所長は少し照れながらも私の姿に見入っていた。

「そんなにジロジロ見ないでくださいよ」

「見とれてしまう。やっぱりきれいだ」

「あんまり、このドレスは着たくなかったの」

「そうですか」

眼鏡越しに見せる所長のやさしい瞳にときめいてしまう。

自宅マンションを出て、駅方面へと足を進める。

「どこへ行くんですか?」

「僕たちの始まりの場所です」

駅前のコンビニの前で私の足が止まった。

駅前ということもあり、人の往来が激しい。

後ろから歩いてきた男性にぶつかりそうになり、チッと大きく舌打ちされた。

あわててコンビニの隣のシャッターがしまったお店の前に避けた。

「どうしたんですか」

「行きたくないんです」

「どうして?」

「いい思い出、なかったから」

「……まったく、むつみさんは」

所長が手を引き、コンビニの脇にある細い路地に連れていかれた。

あたりはうす暗く、コンビニで使われているプラスチックのコンテナが積まれている。

「これからたくさん僕がいい思い出に塗り変えますよ。
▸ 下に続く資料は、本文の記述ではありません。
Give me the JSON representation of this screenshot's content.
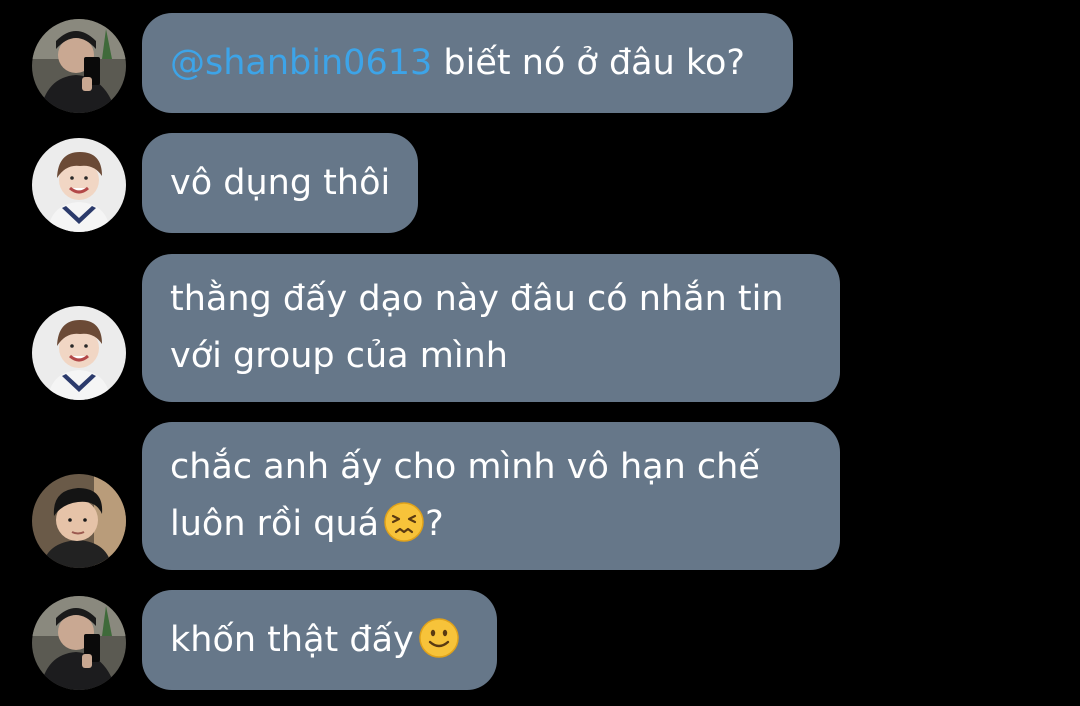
{
  "messages": [
    {
      "sender_avatar": "avatar-mirror-selfie",
      "mention": "@shanbin0613",
      "lines": [
        " biết nó ở đâu ko?"
      ]
    },
    {
      "sender_avatar": "avatar-smiling-boy",
      "lines": [
        "vô dụng thôi"
      ]
    },
    {
      "sender_avatar": "avatar-smiling-boy",
      "lines": [
        "thằng đấy dạo này đâu có nhắn tin",
        "với group của mình"
      ]
    },
    {
      "sender_avatar": "avatar-dark-hair-boy",
      "lines": [
        "chắc anh ấy cho mình vô hạn chế",
        "luôn rồi quá",
        "?"
      ],
      "emoji": "persevering-face-emoji"
    },
    {
      "sender_avatar": "avatar-mirror-selfie",
      "lines": [
        "khốn thật đấy"
      ],
      "emoji": "slightly-smiling-face-emoji"
    }
  ],
  "colors": {
    "background": "#000000",
    "bubble": "#667789",
    "text": "#ffffff",
    "mention": "#3da4e8"
  }
}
それでもダメですか?」

「所長……、あっ」

「今、所長って言ったでしょう。困った人だ」

そうして頬に軽くキスをした。

「外でこんなこと」

「ホントは唇にしたかったんですが。軽いお仕置きですよ。こんなところじゃ、もったいないですけど」

クスっと所長は笑い、私の手をとると、路地を抜けて、バーのあるホテルへ足を進めていった。